As noted, for renewables investment specifically, leverage can often be used at relatively attractive rates because there is a higher level of certainty with the cashflows that the sector produces.

Key points: investment trusts and renewable energy infrastructure

To sum that all up, investors tend to want exposure to renewable energy infrastructure because it often offers attractive levels of income, provides a level of defensiveness, and can act as a strong diversifier in a wider portfolio.

Investment trusts make investing in the sector much easier. The liquidity of trust shares mean it is far simpler for investors to buy and sell than it would be via direct holdings.

Moreover, the fact that equities are not ‘lumpy’ assets means order sizes can easily be customised to fit with the level of exposure an end investor wants. Again, this is simply not possible with direct investment.

Case study: Schroder Greencoat UK Wind (UKW)
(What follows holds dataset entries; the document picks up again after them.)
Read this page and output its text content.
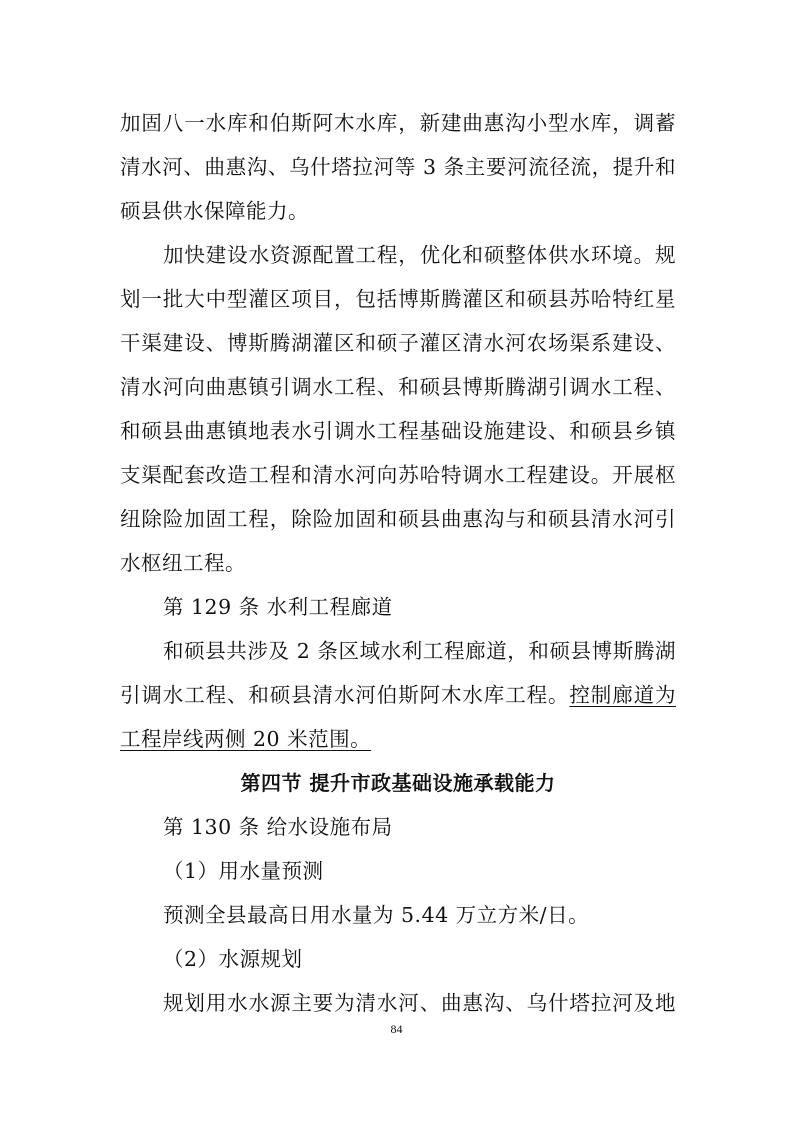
加固八一水库和伯斯阿木水库，新建曲惠沟小型水库，调蓄
清水河、曲惠沟、乌什塔拉河等 3 条主要河流径流，提升和
硕县供水保障能力。
加快建设水资源配置工程，优化和硕整体供水环境。规
划一批大中型灌区项目，包括博斯腾灌区和硕县苏哈特红星
干渠建设、博斯腾湖灌区和硕子灌区清水河农场渠系建设、
清水河向曲惠镇引调水工程、和硕县博斯腾湖引调水工程、
和硕县曲惠镇地表水引调水工程基础设施建设、和硕县乡镇
支渠配套改造工程和清水河向苏哈特调水工程建设。开展枢
纽除险加固工程，除险加固和硕县曲惠沟与和硕县清水河引
水枢纽工程。
第 129 条 水利工程廊道
和硕县共涉及 2 条区域水利工程廊道，和硕县博斯腾湖
引调水工程、和硕县清水河伯斯阿木水库工程。控制廊道为
工程岸线两侧 20 米范围。
第四节 提升市政基础设施承载能力
第 130 条 给水设施布局
（1）用水量预测
预测全县最高日用水量为 5.44 万立方米/日。
（2）水源规划
规划用水水源主要为清水河、曲惠沟、乌什塔拉河及地
84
Investment trust: Schroder Greencoat UK Wind

Launched: 2013

Manager: Stephen Lilley, Laurence Fumagalli (Matt Ridley)

Ongoing charges: 0.92% (2023)

Dividend policy: Pay an annual dividend increasing with RPI inflation

Greencoat UK Wind (UKW) launched in 2013. Since then it has been the top performing renewable energy infrastructure investment trust listed on the London Stock Exchange. That holds true over the five years to 31/01/2024 as well.

Managers Stephen Lilley and Laurence Fumagalli have been with the trust since launch, having played a pivotal role in establishing it. However, Laurence will be stepping down at the end of Q1 2023. His replacement is Matt Ridley, who has two decades of experience investing in renewable energy infrastructure and was Head of Private Markets at Schroders Greencoat.
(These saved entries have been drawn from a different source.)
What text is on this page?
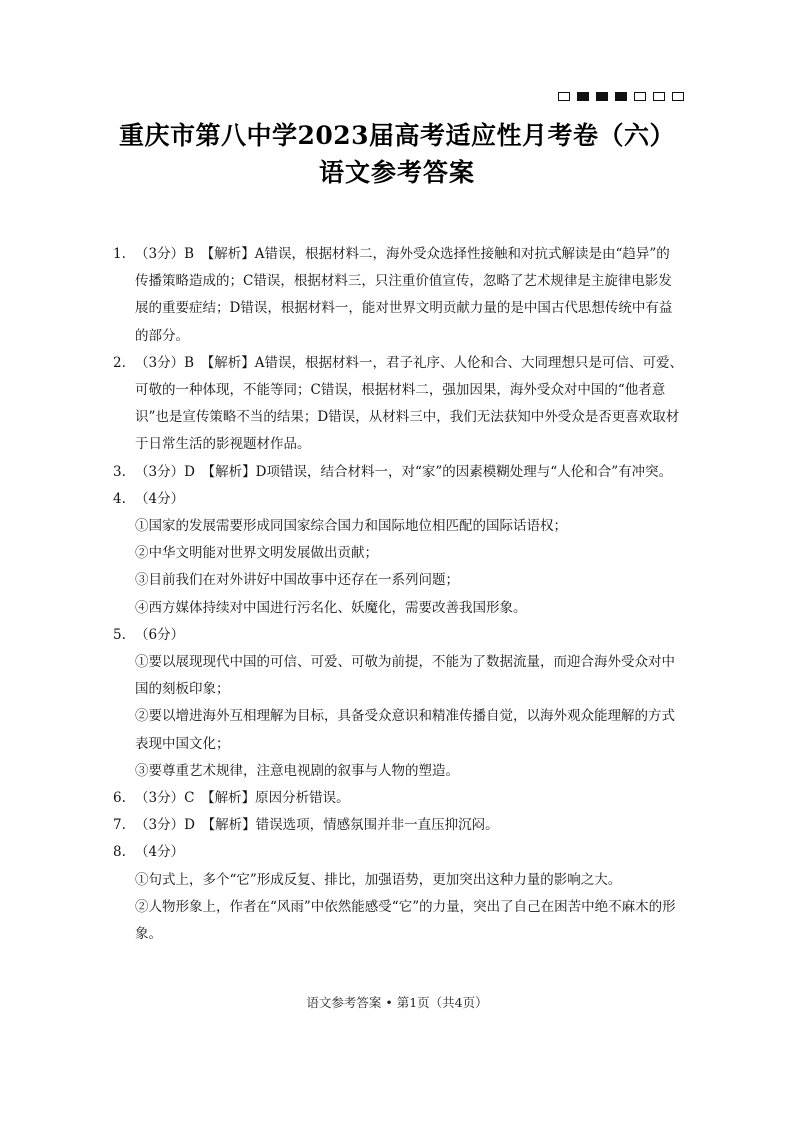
重庆市第八中学2023届高考适应性月考卷（六）
语文参考答案
1. （3分）B　【解析】A错误，根据材料二，海外受众选择性接触和对抗式解读是由“趋异”的传播策略造成的；C错误，根据材料三，只注重价值宣传，忽略了艺术规律是主旋律电影发展的重要症结；D错误，根据材料一，能对世界文明贡献力量的是中国古代思想传统中有益的部分。
2. （3分）B　【解析】A错误，根据材料一，君子礼序、人伦和合、大同理想只是可信、可爱、可敬的一种体现，不能等同；C错误，根据材料二，强加因果，海外受众对中国的“他者意识”也是宣传策略不当的结果；D错误，从材料三中，我们无法获知中外受众是否更喜欢取材于日常生活的影视题材作品。
3. （3分）D　【解析】D项错误，结合材料一，对“家”的因素模糊处理与“人伦和合”有冲突。
4. （4分）
①国家的发展需要形成同国家综合国力和国际地位相匹配的国际话语权；
②中华文明能对世界文明发展做出贡献；
③目前我们在对外讲好中国故事中还存在一系列问题；
④西方媒体持续对中国进行污名化、妖魔化，需要改善我国形象。
5. （6分）
①要以展现现代中国的可信、可爱、可敬为前提，不能为了数据流量，而迎合海外受众对中国的刻板印象；
②要以增进海外互相理解为目标，具备受众意识和精准传播自觉，以海外观众能理解的方式表现中国文化；
③要尊重艺术规律，注意电视剧的叙事与人物的塑造。
6. （3分）C　【解析】原因分析错误。
7. （3分）D　【解析】错误选项，情感氛围并非一直压抑沉闷。
8. （4分）
①句式上，多个“它”形成反复、排比，加强语势，更加突出这种力量的影响之大。
②人物形象上，作者在“风雨”中依然能感受“它”的力量，突出了自己在困苦中绝不麻木的形象。
语文参考答案 • 第1页（共4页）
UKW is currently the largest renewable energy infrastructure trust listed on the London Stock Exchange, with a market cap of £3.3bn at the time of writing. The trust owns a diversified portfolio of wind farms that operate across the United Kingdom.

1) What is the trust’s goal?

UKW aims to provide investors with an annual dividend that increases in line with RPI inflation while preserving the capital value of its investment portfolio in the long on a real basis through reinvestment of excess cashflow.

2) What does the manager invest in?

UKW invests in a diversified portfolio of UK wind farms.

3) How many holdings does the trust normally have?

UK currently has 49 investments in wind farms around the UK. There is no ‘normal’ number of assets here given the illiquidity of the portfolio. Investments are made with diversification in mind, with the overarching goal of delivering RPI-linked dividend growth, alongside capital preservation.

Because wind farms only have a finite life, the trust must reinvest cash to both preserve the requisite cashflows and maintain the real value of the NAV.

4) What is the trust’s dividend policy?

UKW aims to pay a dividend that increases in line with RPI inflation. Dividends are paid on a quarterly basis.

5) What are the trust’s ongoing charges?

UKW’s ongoing charges were 0.92% for 2023. The management fee structure comprises 1% on NAV (not gross assets), with a further 0.2% paid in equity (new shares issued at NAV or bought in the market and awarded at NAV) for NAV below £500m. The fee declines to 0.9% (and an equity fee of 0.1%) on NAV over £500m, 0.8% (no equity fee) over £1bn of NAV and 0.7% over £3bn.

6) Does the trust have a performance fee?

No, UKW does not have a performance fee.

7) Does the trust use gearing? Is it structural or opportunity-led?

UKW primarily uses structural gearing to make its investments. Long-term debt is used by the managers to boost total returns. However, UKW makes use of short-term gearing as well. This is typically used to acquire assets, which is then repaid through raising new equity capital or via surplus cashflows.